The premier resource for hospital professionals from Relias Media, the trusted source for healthcare information and continuing education.

Reduced intern hours may not reduce errors

Long-time concerns for patient safety and lack of sleep among medical residents prompted the Accreditation Council for Graduate Medical Education (ACGME) to reduce the continuous duty hours from 30 to 16. However, a study in this week’s JAMA Internal Medicine suggests that these hours have led to increased patient handoffs – and a decrease in quality of care, according to nurses and the residents.

In the study, researchers from Johns Hopkins University School of Medicine assigned 43 residents to one of three different models: a 2003-compliant model of being on call every fourth night, with a 30-hour duty limit, a 2011-compliant models of being on call every fifth night but working only 16 hours straight, or a night float schedule, in which residents worked a regular night shift week with shifts not exceeding 16 hours.
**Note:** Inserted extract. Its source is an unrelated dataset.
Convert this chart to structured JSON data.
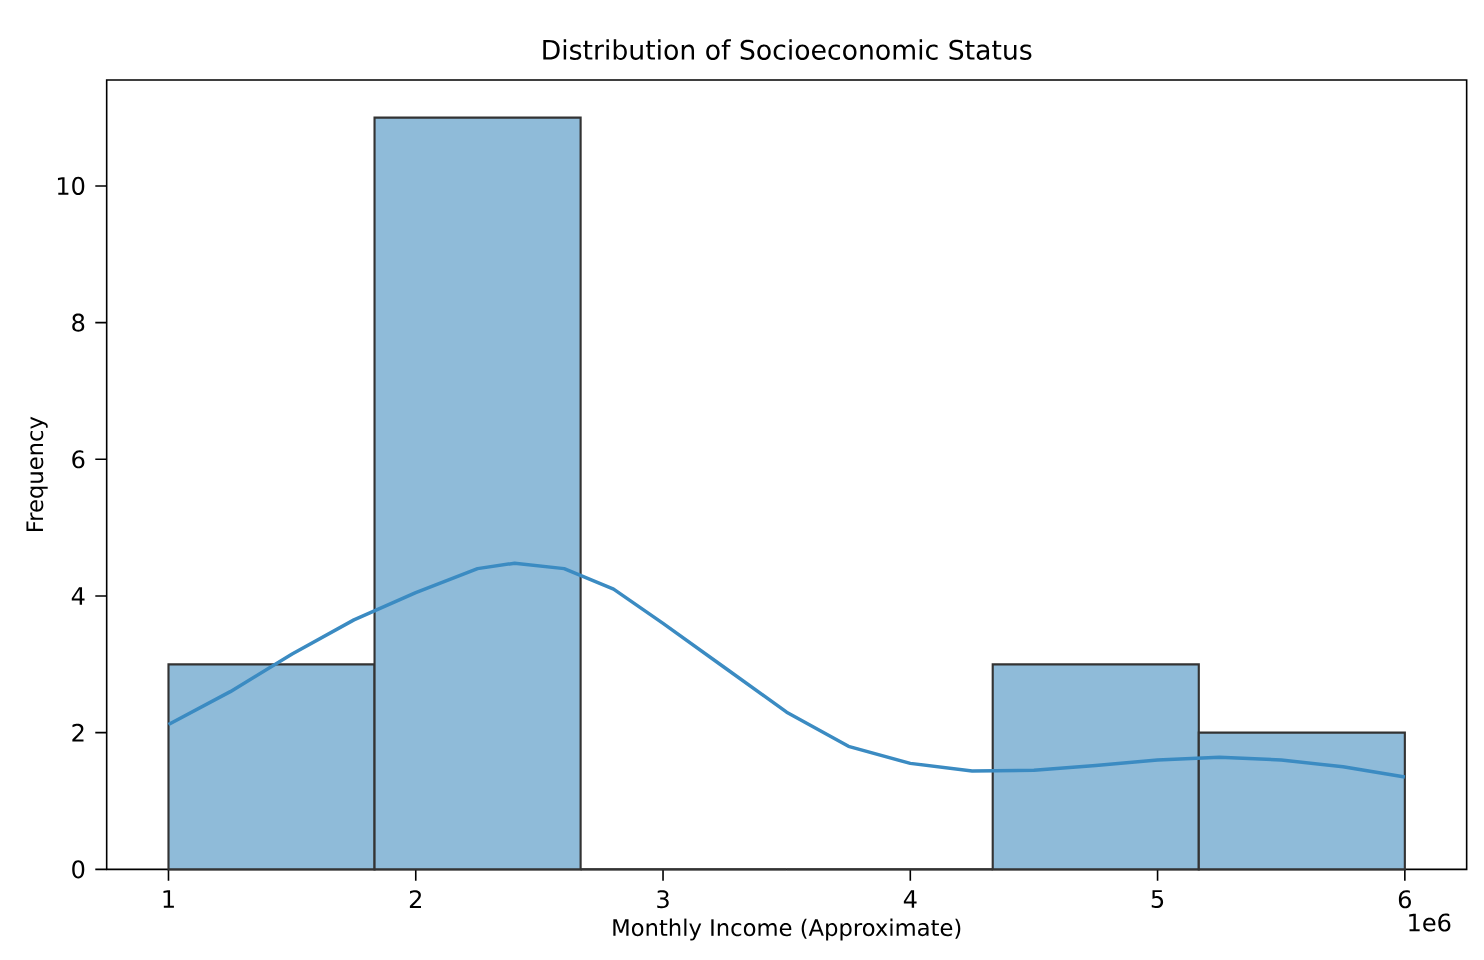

The researchers found that the number of patient handoffs among the 2011-compliant group increased to as high as nine from just three in the 2003-compliant group. The number of interns caring for patients also increased from three to five. Nurses and residents alike reported such a perceived decrease in quality of care in the night float model that it was stopped early.

It was also found that training and educational opportunities were missed on the 16-hour model due to residents not being present during daytime hours.

A similar from Srijan Sen, MD, and colleagues appears in the same issue. Sen and colleagues looked at surveys of 2,300 residents in 51 medical programs and compared responses from 2009 to 2010 and after the new regulations took effect in 2011. The researchers found no significant changes in sleep hours, depressive scores, or well-being scores despite the reduced working hours. They also found that the percentage of interns who reported concern about making a serious medical error increased from 19.9% to 23.3% The researchers also found that many interns were expected to do 24 hours of work in a 16-hour time span.

"Despite the best of intentions, the reduced work hours are handcuffing training programs, and benefits to patient safety and trainee well-being have not been systematically demonstrated,” says Sanjay V. Desai, MD, lead author of the Johns Hopkins study.